My guess is that CT will follow New Jersey's example

Ignoring the first rule of holes

Ignoring the first rule of holes

New Jersey set to move radically left after Christie.

Here's the front runner Phil Murphy's platform:

His ideas to grow the economy: Raise the minimum wage to $15 an hour, mandate that 100% of the state’s electricity come from renewable sources by 2050, and legalize recreational marijuana. He also wants to revive the millionaire’s tax and the state estate tax that is now being phased out. He has endorsed single-payer health care.
Mr. Murphy’s signature proposal, however, is to establish a new publicly owned bank to keep state revenues and “invest in New Jersey’s main streets.” He says the bank would provide a revenue stream for the state, stimulate small-business lending, and reduce political corruption.
His Democratic opponents mainly are attacking the front-runner from the left.

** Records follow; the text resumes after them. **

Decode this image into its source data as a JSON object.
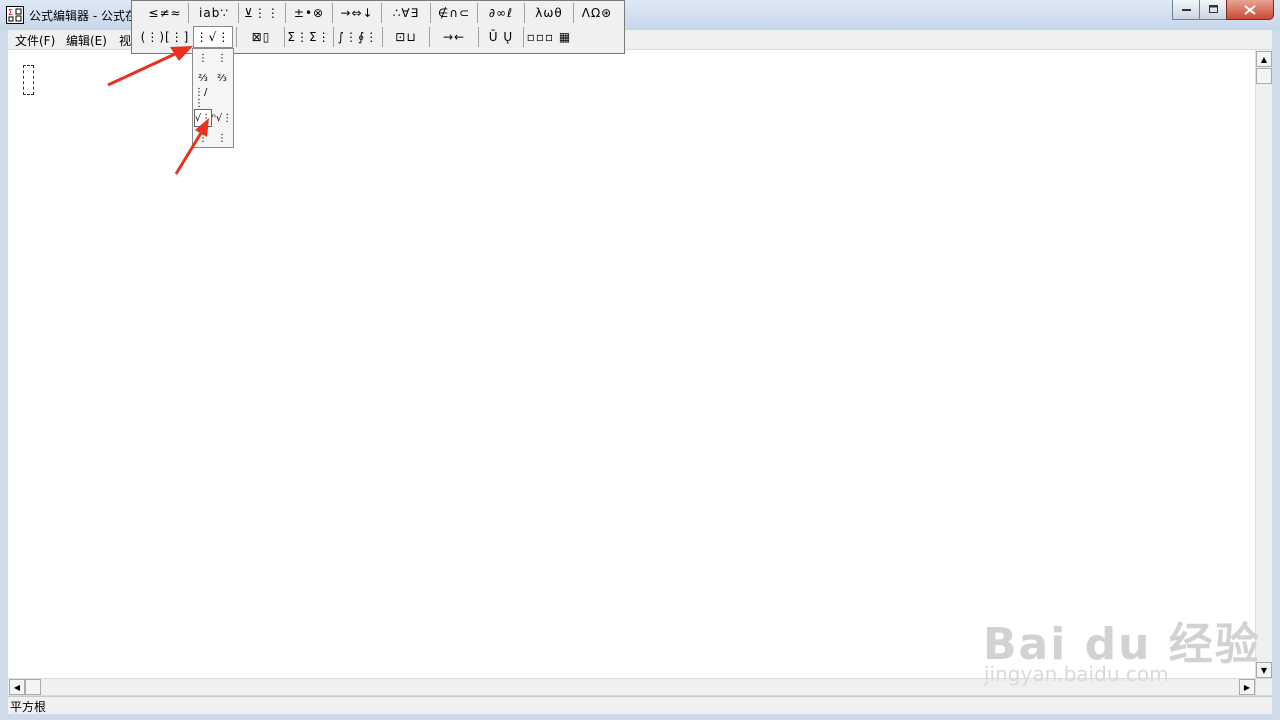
{
  "window": {
    "title": "公式编辑器 - 公式在"
  },
  "menu": [
    "文件(F)",
    "编辑(E)",
    "视"
  ],
  "palette": {
    "row1": [
      "≤≠≈",
      "ⅰab∵",
      "⊻⋮⋮",
      "±•⊗",
      "→⇔↓",
      "∴∀∃",
      "∉∩⊂",
      "∂∞ℓ",
      "λωθ",
      "ΛΩ⊛"
    ],
    "row2": [
      "(⋮)[⋮]",
      "⋮√⋮",
      "⊠▯",
      "Σ⋮Σ⋮",
      "∫⋮∮⋮",
      "⊡⊔",
      "→←",
      "Ū Ų",
      "▫▫▫ ▦"
    ]
  },
  "dropdown": {
    "cells": [
      "⋮",
      "⋮",
      "⅔",
      "⅔",
      "⋮/⋮",
      "",
      "√⋮",
      "ⁿ√⋮",
      "⋮",
      "⋮"
    ]
  },
  "statusbar": {
    "text": "平方根"
  },
  "watermark": {
    "main": "Bai du 经验",
    "sub": "jingyan.baidu.com"
  },
  "colors": {
    "arrow": "#e8321e",
    "titlebar": "#c6d6ea"
  }
}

An ad from the Johnson campaign says that “as a Goldman Sachs president, Phil Murphy made his fortune in a rigged system” and “now the Jersey machine has lined up with Murphy and his millions.” 

You'd think that everyone would be sick and tired of Goldman Sachs retreads by now, but apparently not, despite the examples of New Jersey's corrupt Jon Corzine and, of course, Greenwich's own Village Idiot, Jim Himes. Some people never learn.